State Farm Will Lower Homeowners Rates in California

down arrowMost of the time, when there is news that involves changes to insurance rates, it is because the insurer is raising them. Not this time! State Farm is going to cut homeowners insurance rates in California. It is so nice to hear good news from an insurance company!

It isn’t often that I hear about an insurance company that has announced that they are going to lower their rates. Actually, I’m not sure I’ve ever heard of an insurer willingly choosing to lower its rates. That is exactly what is happening, though.

State Farm is the largest homeowners insurer in the state of California. It announced that it is going to drop rates an average of 12.6% for over 1 million policyholders who live in California.

This will begin on April 15, 2013. This was announced at a news conference in Los Angeles that was held by California Insurance Commissioner Dave Jones and State Farm Chief Executive Tom Conley.

Californians who have their homeowners insurance with State Farm are expected to see average annual premiums cut by $100 in 2013. More specifically, rates will fall 12.3% in Los Angeles County, 14.1% in Orange County, and 12.4% in San Diego County. Rates will go down 21% in Sacramento County and 8.5% in San Francisco.
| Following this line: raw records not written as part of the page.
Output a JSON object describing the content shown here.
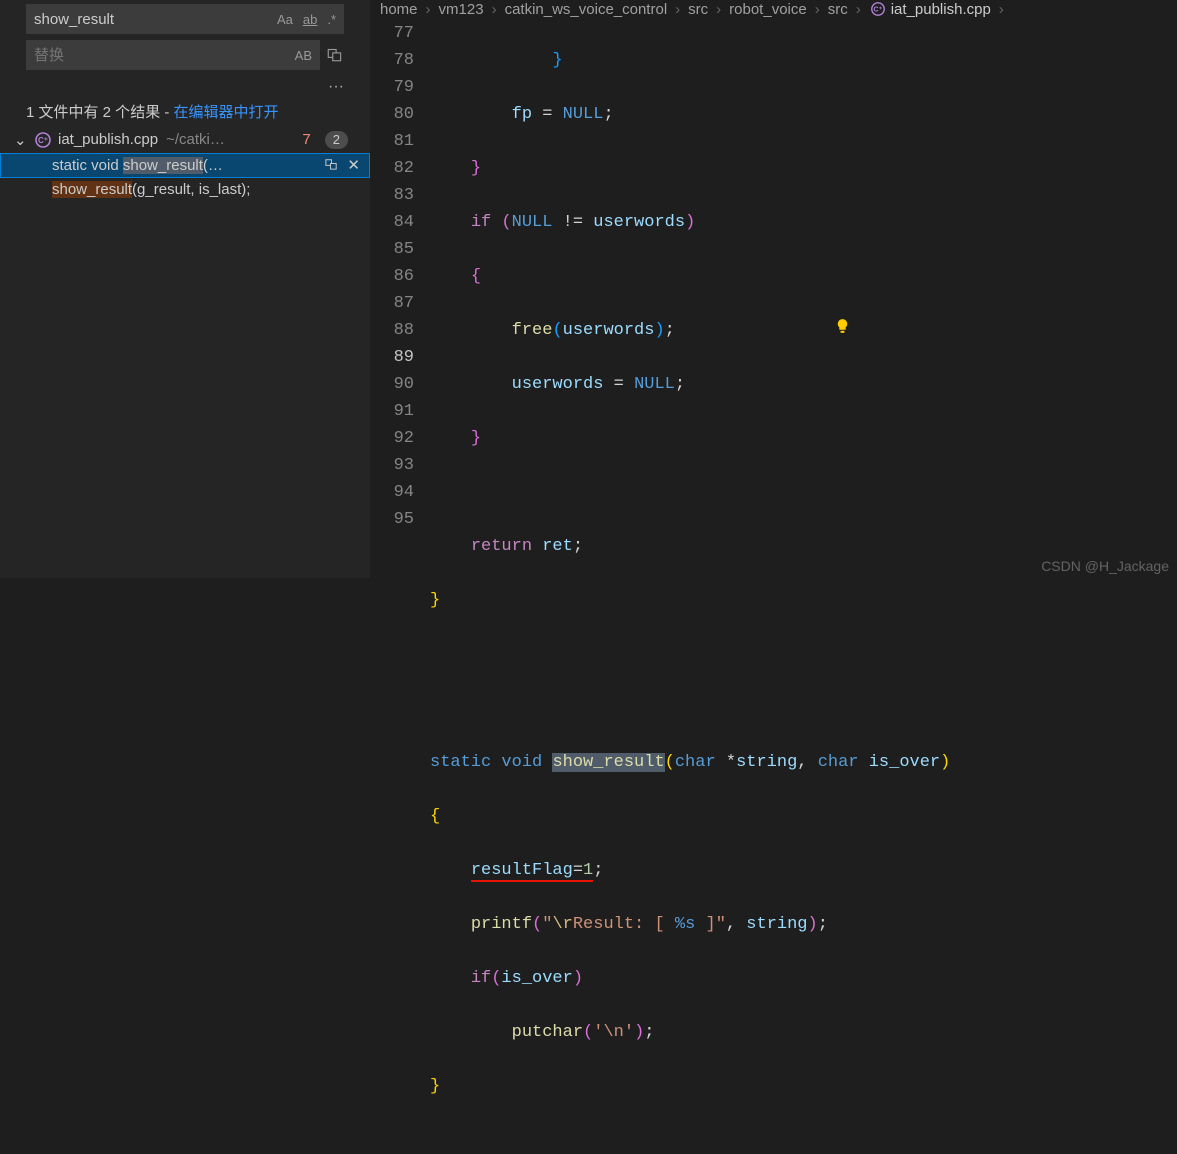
{
  "search": {
    "value": "show_result",
    "caseLabel": "Aa",
    "wordLabel": "ab",
    "regexLabel": ".*"
  },
  "replace": {
    "placeholder": "替换",
    "preserveLabel": "AB"
  },
  "ellipsis": "···",
  "status": {
    "prefix": "1 文件中有 2 个结果 - ",
    "link": "在编辑器中打开"
  },
  "fileResult": {
    "chevron": "⌄",
    "name": "iat_publish.cpp",
    "path": "~/catki…",
    "hintCount": "7",
    "badge": "2"
  },
  "matches": [
    {
      "before": "static void ",
      "hl": "show_result",
      "after": "(…"
    },
    {
      "before": "",
      "hl": "show_result",
      "after": "(g_result, is_last);"
    }
  ],
  "breadcrumbs": [
    "home",
    "vm123",
    "catkin_ws_voice_control",
    "src",
    "robot_voice",
    "src"
  ],
  "breadcrumbLastIcon": "C",
  "breadcrumbLast": "iat_publish.cpp",
  "breadcrumbSep": "›",
  "lineNumbers": [
    "",
    "77",
    "78",
    "79",
    "80",
    "81",
    "82",
    "83",
    "84",
    "85",
    "86",
    "87",
    "88",
    "89",
    "90",
    "91",
    "92",
    "93",
    "94",
    "95"
  ],
  "currentLineNum": "89",
  "code": {
    "l77": {
      "id": "fp",
      "null": "NULL"
    },
    "l79_if": "if",
    "l79_null": "NULL",
    "l79_id": "userwords",
    "l81_free": "free",
    "l81_id": "userwords",
    "l82_id": "userwords",
    "l82_null": "NULL",
    "l85_ret": "return",
    "l85_id": "ret",
    "l89_static": "static",
    "l89_void": "void",
    "l89_fn": "show_result",
    "l89_char1": "char",
    "l89_p1": "string",
    "l89_char2": "char",
    "l89_p2": "is_over",
    "l91_id": "resultFlag",
    "l91_eq": "=",
    "l91_num": "1",
    "l92_printf": "printf",
    "l92_esc1": "\\r",
    "l92_str_a": "Result: [ ",
    "l92_fmt": "%s",
    "l92_str_b": " ]",
    "l92_arg": "string",
    "l93_if": "if",
    "l93_id": "is_over",
    "l94_put": "putchar",
    "l94_esc": "'\\n'"
  },
  "watermark": "CSDN @H_Jackage"
}
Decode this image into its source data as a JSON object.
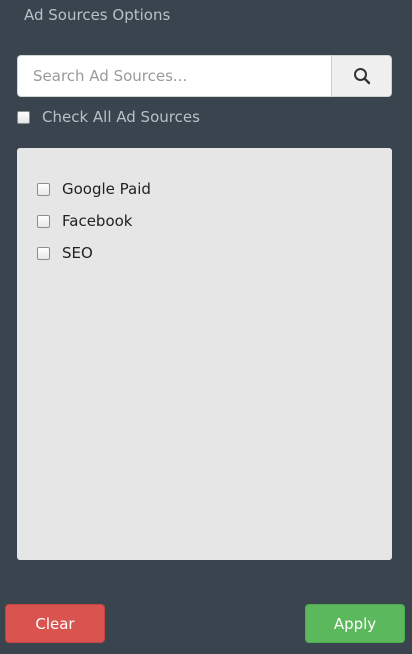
{
  "panel": {
    "title": "Ad Sources Options"
  },
  "search": {
    "placeholder": "Search Ad Sources...",
    "value": "",
    "icon": "search-icon"
  },
  "check_all": {
    "label": "Check All Ad Sources",
    "checked": false
  },
  "sources": [
    {
      "label": "Google Paid",
      "checked": false
    },
    {
      "label": "Facebook",
      "checked": false
    },
    {
      "label": "SEO",
      "checked": false
    }
  ],
  "actions": {
    "clear_label": "Clear",
    "apply_label": "Apply"
  },
  "colors": {
    "background": "#3a444f",
    "clear": "#d9534f",
    "apply": "#5cb85c",
    "list_bg": "#e6e6e6"
  }
}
According to State Farm, this markdown of rates will be seen by 85% of the company’s 1.6 million homeowner customers in California. In addition, the company said that about 250,000 renters will also be getting smaller renter insurance bills when their policies renew this year.

Here’s what California Insurance Commissioner Dave Jones and to say:

State Farm is demonstrating that insurers can serve customers well and operate profitably at the same time. As the economy continues to recover, this rate reduction will no doubt alleviate some of the financial burden many homeowners are experiencing.

This rate drop is the result of a new homeowners insurance rate-setting system that was developed by State Farm and approved by California Insurance Commissioner Dave Jones. The program takes a more detailed look at the micro-zones where homes are located. This is a change from basing the potential risk represented by a homeowner on the policyholder’s zip code. The new system also takes into account things like geology and fire danger.

Douglas Heller is a senior advocate with Consumer Watchdog. He points out that other insurers can use State Farm’s new system to determine whether or not they are overcharging customers. What if they choose not to do so? It is possible that their state’s Insurance Commissioner will ask that question for them, and open a proceeding to find out the answer.